Issues with logging feature for Cloud Scale
Useful commands required during troubleshooting
To get the list of nodes:
$ kubectl get nodes
To view the information (such as Taints applied), describe the node:
$ kubectl describe node <node name>
To view which nodes a pod is assigned to:
$ kubectl get pods -A -o wide
This command displays the extra data including node.
To obtain the information about the fluentbit DaemonSet's, run the describe command on fluentbit DaemonSet's:
$ kubectl describe ds nb-fluentbit-daemonset -n netbackup
This command displays how many DaemonSet's are scheduled.
If the taints and tolerations are not configured properly, a lack of DaemonSet's being assigned is seen and the container and pod logs would not be considered. This issue is due to tolerations not setup in the values.yaml file or tolerations not added.
The values can be viewed using the following commands:
To get DaemonSet's in NetBackup namespace:
$ kubectl get ds -n <netbackup namespace>
To view tolerations:
$ kubectl edit ds -n <netbackup namespace> nb-fluentbit-daemonset
The tolerations can be found in the vi menu that is opened. If no change is required then do not save any changes.

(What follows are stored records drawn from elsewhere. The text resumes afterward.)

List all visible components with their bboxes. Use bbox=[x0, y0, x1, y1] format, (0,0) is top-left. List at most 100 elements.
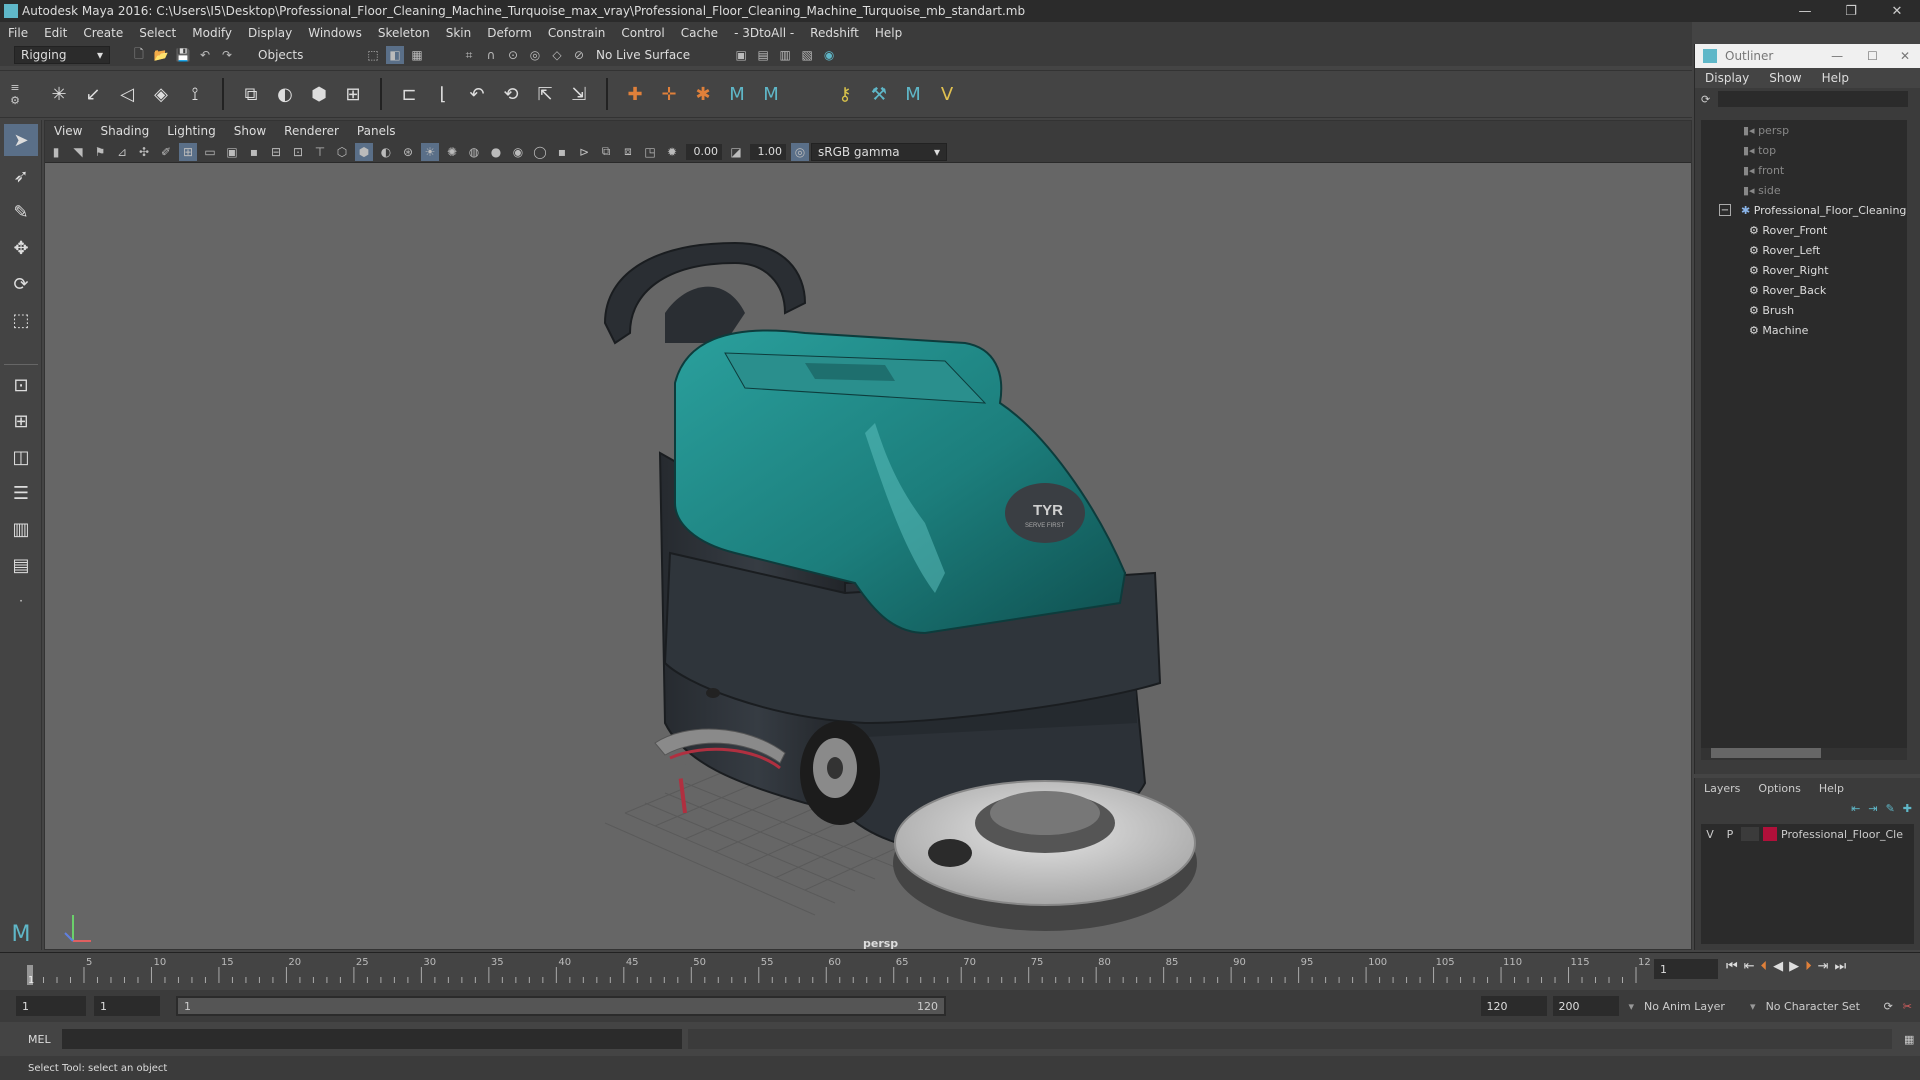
persp-outliner-layout-icon[interactable]: ☰ bbox=[4, 477, 38, 509]
layer-visibility-toggle[interactable]: V bbox=[1701, 828, 1719, 841]
film-gate-icon[interactable]: ▭ bbox=[201, 143, 219, 161]
joint-tool-icon[interactable]: ✳ bbox=[44, 79, 74, 109]
hypershade-icon[interactable]: ◉ bbox=[820, 46, 838, 64]
orient-constraint-icon[interactable]: ⟲ bbox=[496, 79, 526, 109]
save-scene-icon[interactable]: 💾 bbox=[174, 46, 192, 64]
cluster-icon[interactable]: ⊏ bbox=[394, 79, 424, 109]
go-to-start-icon[interactable]: ⏮ bbox=[1726, 959, 1738, 974]
step-back-frame-icon[interactable]: ⏴ bbox=[1761, 959, 1768, 974]
viewport-menu-renderer[interactable]: Renderer bbox=[275, 124, 348, 138]
view-transform-dropdown[interactable]: sRGB gamma ▾ bbox=[811, 142, 947, 161]
aim-constraint-icon[interactable]: ⇲ bbox=[564, 79, 594, 109]
paint-weights-icon[interactable]: ⬢ bbox=[304, 79, 334, 109]
locator-icon[interactable]: ✚ bbox=[620, 79, 650, 109]
snap-point-icon[interactable]: ⊙ bbox=[504, 46, 522, 64]
outliner-item-rover-right[interactable]: ⚙ Rover_Right bbox=[1701, 260, 1907, 280]
persp-graph-layout-icon[interactable]: ▥ bbox=[4, 513, 38, 545]
multisample-aa-icon[interactable]: ◉ bbox=[509, 143, 527, 161]
select-object-icon[interactable]: ◧ bbox=[386, 46, 404, 64]
outliner-item-rover-back[interactable]: ⚙ Rover_Back bbox=[1701, 280, 1907, 300]
range-slider[interactable]: 1 120 bbox=[176, 996, 946, 1016]
character-set-dropdown[interactable]: No Character Set bbox=[1766, 1000, 1880, 1013]
menu-skeleton[interactable]: Skeleton bbox=[370, 26, 438, 40]
new-scene-icon[interactable]: 🗋 bbox=[130, 46, 148, 64]
outliner-item-side[interactable]: ▮◂ side bbox=[1701, 180, 1907, 200]
menu-help[interactable]: Help bbox=[867, 26, 910, 40]
snap-grid-icon[interactable]: ⌗ bbox=[460, 46, 478, 64]
outliner-search-input[interactable] bbox=[1718, 91, 1909, 107]
outliner-menu-display[interactable]: Display bbox=[1695, 71, 1759, 85]
scale-tool-icon[interactable]: ⬚ bbox=[4, 304, 38, 336]
paint-select-icon[interactable]: ✎ bbox=[4, 196, 38, 228]
shelf-settings-icon[interactable]: ⚙ bbox=[10, 94, 20, 107]
human-ik-icon[interactable]: M bbox=[722, 79, 752, 109]
outliner-filter-icon[interactable]: ⟳ bbox=[1701, 93, 1710, 106]
python-script-icon[interactable]: V bbox=[932, 79, 962, 109]
outliner-menu-show[interactable]: Show bbox=[1759, 71, 1811, 85]
go-to-end-icon[interactable]: ⏭ bbox=[1835, 959, 1847, 974]
select-component-icon[interactable]: ▦ bbox=[408, 46, 426, 64]
start-time-field[interactable]: 1 bbox=[16, 996, 86, 1016]
smooth-skin-icon[interactable]: ◐ bbox=[270, 79, 300, 109]
isolate-select-icon[interactable]: ▪ bbox=[553, 143, 571, 161]
insert-joint-icon[interactable]: ◈ bbox=[146, 79, 176, 109]
pole-vector-icon[interactable]: ✛ bbox=[654, 79, 684, 109]
command-input[interactable] bbox=[62, 1029, 682, 1049]
outliner-item-top[interactable]: ▮◂ top bbox=[1701, 140, 1907, 160]
menu-3dtoall[interactable]: - 3DtoAll - bbox=[726, 26, 802, 40]
script-editor-icon[interactable]: ▦ bbox=[1904, 1033, 1914, 1046]
image-plane-icon[interactable]: ⊿ bbox=[113, 143, 131, 161]
parent-constraint-icon[interactable]: ⌊ bbox=[428, 79, 458, 109]
maximize-icon[interactable]: ☐ bbox=[1855, 49, 1890, 63]
menu-display[interactable]: Display bbox=[240, 26, 300, 40]
lattice-icon[interactable]: ⊞ bbox=[338, 79, 368, 109]
undo-icon[interactable]: ↶ bbox=[196, 46, 214, 64]
outliner-item-root[interactable]: − ✱ Professional_Floor_Cleaning bbox=[1701, 200, 1907, 220]
xray-joints-icon[interactable]: ⧉ bbox=[597, 143, 615, 161]
viewport-menu-panels[interactable]: Panels bbox=[348, 124, 405, 138]
layer-display-type[interactable] bbox=[1741, 827, 1759, 841]
side-by-side-layout-icon[interactable]: ◫ bbox=[4, 441, 38, 473]
menu-windows[interactable]: Windows bbox=[300, 26, 370, 40]
set-driven-key-icon[interactable]: ⚷ bbox=[830, 79, 860, 109]
layer-row[interactable]: V P Professional_Floor_Cle bbox=[1701, 824, 1914, 844]
render-settings-icon[interactable]: ▣ bbox=[732, 46, 750, 64]
smooth-shade-icon[interactable]: ⬢ bbox=[355, 142, 373, 161]
new-layer-icon[interactable]: ✎ bbox=[1886, 802, 1895, 815]
outliner-menu-help[interactable]: Help bbox=[1812, 71, 1859, 85]
point-constraint-icon[interactable]: ↶ bbox=[462, 79, 492, 109]
move-tool-icon[interactable]: ✥ bbox=[4, 232, 38, 264]
lasso-tool-icon[interactable]: ➶ bbox=[4, 160, 38, 192]
bind-skin-icon[interactable]: ⧉ bbox=[236, 79, 266, 109]
close-icon[interactable]: ✕ bbox=[1890, 49, 1920, 63]
step-forward-frame-icon[interactable]: ⏵ bbox=[1805, 959, 1812, 974]
more-layouts-icon[interactable]: · bbox=[4, 585, 38, 617]
menu-set-dropdown[interactable]: Rigging ▾ bbox=[14, 46, 110, 64]
mirror-joint-icon[interactable]: ⟟ bbox=[180, 79, 210, 109]
four-pane-layout-icon[interactable]: ⊞ bbox=[4, 405, 38, 437]
step-back-key-icon[interactable]: ⇤ bbox=[1744, 959, 1755, 974]
animation-prefs-icon[interactable]: ✂ bbox=[1903, 1000, 1912, 1013]
layer-menu-help[interactable]: Help bbox=[1810, 782, 1853, 795]
snap-view-icon[interactable]: ◎ bbox=[526, 46, 544, 64]
gamma-field[interactable]: 1.00 bbox=[750, 143, 786, 160]
step-forward-key-icon[interactable]: ⇥ bbox=[1818, 959, 1829, 974]
menu-select[interactable]: Select bbox=[131, 26, 184, 40]
menu-file[interactable]: File bbox=[0, 26, 36, 40]
shelf-options[interactable]: ≡ ⚙ bbox=[0, 81, 30, 107]
ik-spline-icon[interactable]: ◁ bbox=[112, 79, 142, 109]
motion-blur-icon[interactable]: ● bbox=[487, 143, 505, 161]
ipr-render-icon[interactable]: ▥ bbox=[776, 46, 794, 64]
ik-fk-icon[interactable]: ✱ bbox=[688, 79, 718, 109]
default-material-icon[interactable]: ◐ bbox=[377, 143, 395, 161]
collapse-icon[interactable]: − bbox=[1719, 204, 1731, 216]
rotate-tool-icon[interactable]: ⟳ bbox=[4, 268, 38, 300]
restore-icon[interactable]: ❐ bbox=[1828, 0, 1874, 22]
close-icon[interactable]: ✕ bbox=[1874, 0, 1920, 22]
xray-icon[interactable]: ⊳ bbox=[575, 143, 593, 161]
snap-surface-icon[interactable]: ◇ bbox=[548, 46, 566, 64]
gate-mask-icon[interactable]: ▪ bbox=[245, 143, 263, 161]
play-backwards-icon[interactable]: ◀ bbox=[1773, 959, 1783, 974]
move-layer-down-icon[interactable]: ⇥ bbox=[1868, 802, 1877, 815]
snap-live-icon[interactable]: ⊘ bbox=[570, 46, 588, 64]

Following error message appears when fluentbit scans the location for logs which has permission issues:
[error] [input:tail:tail.0] read error, check permissions: /mnt/nblogs/*/*/*.log [ warn] [input:tail:tail.0] error scanning path: /mnt/nblogs/*/*/*.log [error] [input:tail:tail.0] read error, check permissions: /mnt/nblogs/*/*/*/*.log [ warn] [input:tail:tail.0] error scanning path: /mnt/nblogs/*/*/*/*.log [error] [input:tail:tail.0] read error, check permissions: /mnt/nblogs/*/*/*.log [ warn] [input:tail:tail.0] error scanning path: /mnt/nblogs/*/*/*.log
The above error messages are displayed in the sidecar logs which can be found in the collector pod as they are picked up by the DaemonSet's and stored under the pod that the sidecar resides in. Some application logs associated with the sidecar may be missing from the collector if this error occurs.
Workaround:
Exec into the sidecar and determine which folder has permission issues.
If you add an incorrect labels into .yaml file, it will end up having no demonset running for that node and eventually logs would not be collected for pods that are present on that node.
If any of the Cloud Scale node is configured on the Agentpool (systempool) in case of Azure, then the demonset would not be able to collect the logs.